The Protestant section on the east side is dedicated for the use of both confessions-parts of the Evangelical Protestant church in Austria, the Lutheran A.B (Evangelische Kirche Augsburger Bekenntnis) and Calvinist H.B (Evangelische Kirche Helvetisches Bekenntnis). The cemetery was inaugurated in the presence of the President of the Evangelical Protestant Church, Dr. Rudolf Franz on 14 November 1904. The cemetery was expanded in 1926, 1972 and 1998. The Protestant section consists of 6,000 graves and 300 family vaults.[9]

Europe's first Buddhist cemetery was established in the Vienna Central Cemetery in May 2005. An area of the Central Cemetery has been set aside for this purpose centered around a stupa, and was consecrated by a Tibetan monk.[10]

The Church of Jesus Christ of Latter-day Saints in Austria celebrated the dedication of an hectare-sized plot set apart for the Mormon deceased in the Vienna Central Cemetery 19 September 2009.


The new Anatomy Memorial opened in Section 26, on 5 March 2009, for interments of the Institute of Anatomy of the Medical University of Vienna and for the people who donated their bodies to science.[11]
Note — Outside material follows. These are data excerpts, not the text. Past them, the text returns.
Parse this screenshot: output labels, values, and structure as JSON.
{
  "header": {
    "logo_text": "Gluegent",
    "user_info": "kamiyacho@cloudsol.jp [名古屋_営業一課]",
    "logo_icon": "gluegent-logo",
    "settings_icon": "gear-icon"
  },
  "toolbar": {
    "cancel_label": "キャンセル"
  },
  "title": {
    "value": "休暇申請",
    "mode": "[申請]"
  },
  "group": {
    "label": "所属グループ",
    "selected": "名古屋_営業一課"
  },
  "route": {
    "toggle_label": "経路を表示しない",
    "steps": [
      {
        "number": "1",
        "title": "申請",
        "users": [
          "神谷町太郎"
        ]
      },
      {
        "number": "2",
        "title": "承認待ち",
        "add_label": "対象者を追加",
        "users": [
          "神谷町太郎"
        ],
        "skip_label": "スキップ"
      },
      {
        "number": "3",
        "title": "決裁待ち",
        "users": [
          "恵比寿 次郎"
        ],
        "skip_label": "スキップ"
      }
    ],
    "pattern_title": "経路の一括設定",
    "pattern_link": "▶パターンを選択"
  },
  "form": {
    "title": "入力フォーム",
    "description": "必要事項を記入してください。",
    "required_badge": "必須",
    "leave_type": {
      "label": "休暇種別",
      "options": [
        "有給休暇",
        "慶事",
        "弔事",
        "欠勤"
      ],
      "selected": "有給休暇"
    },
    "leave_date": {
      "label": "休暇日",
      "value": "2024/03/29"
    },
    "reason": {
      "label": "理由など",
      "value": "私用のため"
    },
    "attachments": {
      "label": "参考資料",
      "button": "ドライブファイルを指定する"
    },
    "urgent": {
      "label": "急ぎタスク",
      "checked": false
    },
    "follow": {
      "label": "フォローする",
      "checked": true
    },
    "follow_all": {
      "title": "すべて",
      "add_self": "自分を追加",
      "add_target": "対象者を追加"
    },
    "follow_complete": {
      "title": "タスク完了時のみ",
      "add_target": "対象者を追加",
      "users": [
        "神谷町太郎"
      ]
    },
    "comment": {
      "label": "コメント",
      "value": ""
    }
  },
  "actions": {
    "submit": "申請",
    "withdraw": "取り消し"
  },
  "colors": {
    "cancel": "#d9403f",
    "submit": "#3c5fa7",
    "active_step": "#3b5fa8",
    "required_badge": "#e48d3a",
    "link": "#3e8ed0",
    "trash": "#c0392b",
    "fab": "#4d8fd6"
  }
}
In 2000, a Baby burial ground opened in Section 35 B near Gate 3 where stillborn infants, dead babies, and young children up to 110 centimetres (43 in) of height are interred.[12]


Due to the vast size of the cemetery, private car traffic is allowed on the cemetery grounds every day of the year except 1 November (All Saint's Day), although vehicles must pay a toll, currently €2.80. Because of the large number of visitors on 1 November, private vehicles are not permitted. A public "cemetery bus" line (Route 106) operates on the grounds with several stops to transport visitors.
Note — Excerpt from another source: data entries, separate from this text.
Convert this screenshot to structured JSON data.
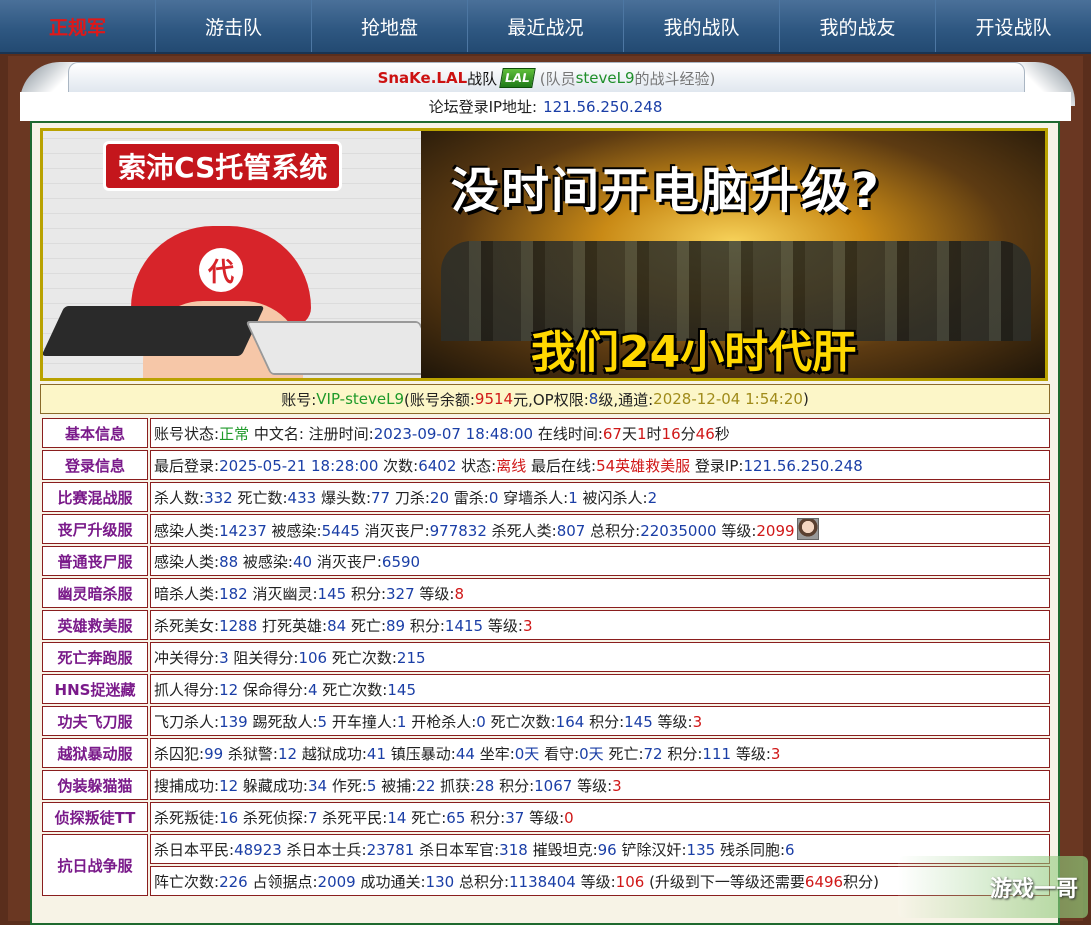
{
  "nav": [
    "正规军",
    "游击队",
    "抢地盘",
    "最近战况",
    "我的战队",
    "我的战友",
    "开设战队"
  ],
  "header": {
    "team": "SnaKe.LAL",
    "team_suffix": "战队",
    "badge": "LAL",
    "paren_open": "(队员",
    "player": "steveL9",
    "paren_close": "的战斗经验)"
  },
  "ip_bar": {
    "label": "论坛登录IP地址:",
    "value": "121.56.250.248"
  },
  "banner": {
    "left_title": "索沛CS托管系统",
    "hat_char": "代",
    "question": "没时间开电脑升级?",
    "slogan": "我们24小时代肝"
  },
  "account": {
    "p1": "账号:",
    "id": "VIP-steveL9",
    "p2": "(账号余额:",
    "balance": "9514",
    "p3": "元,OP权限:",
    "op": "8",
    "p4": "级,通道:",
    "channel": "2028-12-04 1:54:20",
    "p5": ")"
  },
  "rows": [
    {
      "label": "基本信息",
      "line1": [
        [
          "k",
          "账号状态:"
        ],
        [
          "g",
          "正常"
        ],
        [
          "k",
          " 中文名: 注册时间:"
        ],
        [
          "n",
          "2023-09-07 18:48:00"
        ],
        [
          "k",
          " 在线时间:"
        ],
        [
          "r",
          "67"
        ],
        [
          "k",
          "天"
        ],
        [
          "r",
          "1"
        ],
        [
          "k",
          "时"
        ],
        [
          "r",
          "16"
        ],
        [
          "k",
          "分"
        ],
        [
          "r",
          "46"
        ],
        [
          "k",
          "秒"
        ]
      ]
    },
    {
      "label": "登录信息",
      "line1": [
        [
          "k",
          "最后登录:"
        ],
        [
          "n",
          "2025-05-21 18:28:00"
        ],
        [
          "k",
          " 次数:"
        ],
        [
          "n",
          "6402"
        ],
        [
          "k",
          " 状态:"
        ],
        [
          "r",
          "离线"
        ],
        [
          "k",
          " 最后在线:"
        ],
        [
          "r",
          "54英雄救美服"
        ],
        [
          "k",
          " 登录IP:"
        ],
        [
          "n",
          "121.56.250.248"
        ]
      ]
    },
    {
      "label": "比赛混战服",
      "line1": [
        [
          "k",
          "杀人数:"
        ],
        [
          "n",
          "332"
        ],
        [
          "k",
          " 死亡数:"
        ],
        [
          "n",
          "433"
        ],
        [
          "k",
          " 爆头数:"
        ],
        [
          "n",
          "77"
        ],
        [
          "k",
          " 刀杀:"
        ],
        [
          "n",
          "20"
        ],
        [
          "k",
          " 雷杀:"
        ],
        [
          "n",
          "0"
        ],
        [
          "k",
          " 穿墙杀人:"
        ],
        [
          "n",
          "1"
        ],
        [
          "k",
          " 被闪杀人:"
        ],
        [
          "n",
          "2"
        ]
      ]
    },
    {
      "label": "丧尸升级服",
      "avatar": true,
      "line1": [
        [
          "k",
          "感染人类:"
        ],
        [
          "n",
          "14237"
        ],
        [
          "k",
          " 被感染:"
        ],
        [
          "n",
          "5445"
        ],
        [
          "k",
          " 消灭丧尸:"
        ],
        [
          "n",
          "977832"
        ],
        [
          "k",
          " 杀死人类:"
        ],
        [
          "n",
          "807"
        ],
        [
          "k",
          " 总积分:"
        ],
        [
          "n",
          "22035000"
        ],
        [
          "k",
          " 等级:"
        ],
        [
          "r",
          "2099"
        ]
      ]
    },
    {
      "label": "普通丧尸服",
      "line1": [
        [
          "k",
          "感染人类:"
        ],
        [
          "n",
          "88"
        ],
        [
          "k",
          " 被感染:"
        ],
        [
          "n",
          "40"
        ],
        [
          "k",
          " 消灭丧尸:"
        ],
        [
          "n",
          "6590"
        ]
      ]
    },
    {
      "label": "幽灵暗杀服",
      "line1": [
        [
          "k",
          "暗杀人类:"
        ],
        [
          "n",
          "182"
        ],
        [
          "k",
          " 消灭幽灵:"
        ],
        [
          "n",
          "145"
        ],
        [
          "k",
          " 积分:"
        ],
        [
          "n",
          "327"
        ],
        [
          "k",
          " 等级:"
        ],
        [
          "r",
          "8"
        ]
      ]
    },
    {
      "label": "英雄救美服",
      "line1": [
        [
          "k",
          "杀死美女:"
        ],
        [
          "n",
          "1288"
        ],
        [
          "k",
          " 打死英雄:"
        ],
        [
          "n",
          "84"
        ],
        [
          "k",
          " 死亡:"
        ],
        [
          "n",
          "89"
        ],
        [
          "k",
          " 积分:"
        ],
        [
          "n",
          "1415"
        ],
        [
          "k",
          " 等级:"
        ],
        [
          "r",
          "3"
        ]
      ]
    },
    {
      "label": "死亡奔跑服",
      "line1": [
        [
          "k",
          "冲关得分:"
        ],
        [
          "n",
          "3"
        ],
        [
          "k",
          " 阻关得分:"
        ],
        [
          "n",
          "106"
        ],
        [
          "k",
          " 死亡次数:"
        ],
        [
          "n",
          "215"
        ]
      ]
    },
    {
      "label": "HNS捉迷藏",
      "line1": [
        [
          "k",
          "抓人得分:"
        ],
        [
          "n",
          "12"
        ],
        [
          "k",
          " 保命得分:"
        ],
        [
          "n",
          "4"
        ],
        [
          "k",
          " 死亡次数:"
        ],
        [
          "n",
          "145"
        ]
      ]
    },
    {
      "label": "功夫飞刀服",
      "line1": [
        [
          "k",
          "飞刀杀人:"
        ],
        [
          "n",
          "139"
        ],
        [
          "k",
          " 踢死敌人:"
        ],
        [
          "n",
          "5"
        ],
        [
          "k",
          " 开车撞人:"
        ],
        [
          "n",
          "1"
        ],
        [
          "k",
          " 开枪杀人:"
        ],
        [
          "n",
          "0"
        ],
        [
          "k",
          " 死亡次数:"
        ],
        [
          "n",
          "164"
        ],
        [
          "k",
          " 积分:"
        ],
        [
          "n",
          "145"
        ],
        [
          "k",
          " 等级:"
        ],
        [
          "r",
          "3"
        ]
      ]
    },
    {
      "label": "越狱暴动服",
      "line1": [
        [
          "k",
          "杀囚犯:"
        ],
        [
          "n",
          "99"
        ],
        [
          "k",
          " 杀狱警:"
        ],
        [
          "n",
          "12"
        ],
        [
          "k",
          " 越狱成功:"
        ],
        [
          "n",
          "41"
        ],
        [
          "k",
          " 镇压暴动:"
        ],
        [
          "n",
          "44"
        ],
        [
          "k",
          " 坐牢:"
        ],
        [
          "n",
          "0天"
        ],
        [
          "k",
          " 看守:"
        ],
        [
          "n",
          "0天"
        ],
        [
          "k",
          " 死亡:"
        ],
        [
          "n",
          "72"
        ],
        [
          "k",
          " 积分:"
        ],
        [
          "n",
          "111"
        ],
        [
          "k",
          " 等级:"
        ],
        [
          "r",
          "3"
        ]
      ]
    },
    {
      "label": "伪装躲猫猫",
      "line1": [
        [
          "k",
          "搜捕成功:"
        ],
        [
          "n",
          "12"
        ],
        [
          "k",
          " 躲藏成功:"
        ],
        [
          "n",
          "34"
        ],
        [
          "k",
          " 作死:"
        ],
        [
          "n",
          "5"
        ],
        [
          "k",
          " 被捕:"
        ],
        [
          "n",
          "22"
        ],
        [
          "k",
          " 抓获:"
        ],
        [
          "n",
          "28"
        ],
        [
          "k",
          " 积分:"
        ],
        [
          "n",
          "1067"
        ],
        [
          "k",
          " 等级:"
        ],
        [
          "r",
          "3"
        ]
      ]
    },
    {
      "label": "侦探叛徒TT",
      "line1": [
        [
          "k",
          "杀死叛徒:"
        ],
        [
          "n",
          "16"
        ],
        [
          "k",
          " 杀死侦探:"
        ],
        [
          "n",
          "7"
        ],
        [
          "k",
          " 杀死平民:"
        ],
        [
          "n",
          "14"
        ],
        [
          "k",
          " 死亡:"
        ],
        [
          "n",
          "65"
        ],
        [
          "k",
          " 积分:"
        ],
        [
          "n",
          "37"
        ],
        [
          "k",
          " 等级:"
        ],
        [
          "r",
          "0"
        ]
      ]
    },
    {
      "label": "抗日战争服",
      "line1": [
        [
          "k",
          "杀日本平民:"
        ],
        [
          "n",
          "48923"
        ],
        [
          "k",
          " 杀日本士兵:"
        ],
        [
          "n",
          "23781"
        ],
        [
          "k",
          " 杀日本军官:"
        ],
        [
          "n",
          "318"
        ],
        [
          "k",
          " 摧毁坦克:"
        ],
        [
          "n",
          "96"
        ],
        [
          "k",
          " 铲除汉奸:"
        ],
        [
          "n",
          "135"
        ],
        [
          "k",
          " 残杀同胞:"
        ],
        [
          "n",
          "6"
        ]
      ],
      "line2": [
        [
          "k",
          "阵亡次数:"
        ],
        [
          "n",
          "226"
        ],
        [
          "k",
          " 占领据点:"
        ],
        [
          "n",
          "2009"
        ],
        [
          "k",
          " 成功通关:"
        ],
        [
          "n",
          "130"
        ],
        [
          "k",
          " 总积分:"
        ],
        [
          "n",
          "1138404"
        ],
        [
          "k",
          " 等级:"
        ],
        [
          "r",
          "106"
        ],
        [
          "k",
          " (升级到下一等级还需要"
        ],
        [
          "r",
          "6496"
        ],
        [
          "k",
          "积分)"
        ]
      ]
    }
  ],
  "watermark": "游戏一哥"
}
The old Simmering horse tram was replaced by an electric tram, running from Schwarzenbergplatz to the Central Cemetery, in 1901 and it was renumbered as "71" (der 71er) in 1907: it remains the most popular route to the cemetery using public transport. Among the Viennese, a popular euphemism for a death is that the deceased person "has taken the 71" ("Er hat den 71er genommen").

The "Zentralfriedhof" stop on the Vienna S-Bahn (metro suburban railway) is close to the old Jewish part of the cemetery. The closest underground stop is "Simmering" (Vienna U-Bahn, line U3), about 2 kilometres (1.2 mi) from the cemetery.

Cultural references

The musician Wolfgang Ambros honoured the Central Cemetery in his 1975 song Es lebe der Zentralfriedhof ("Long live the Central Cemetery"), marking with it the 100th anniversary of the cemetery's opening.

The Central Cemetery is the scene of Harry Lime's fake and real funeral at the beginning and end of The Third Man.[13]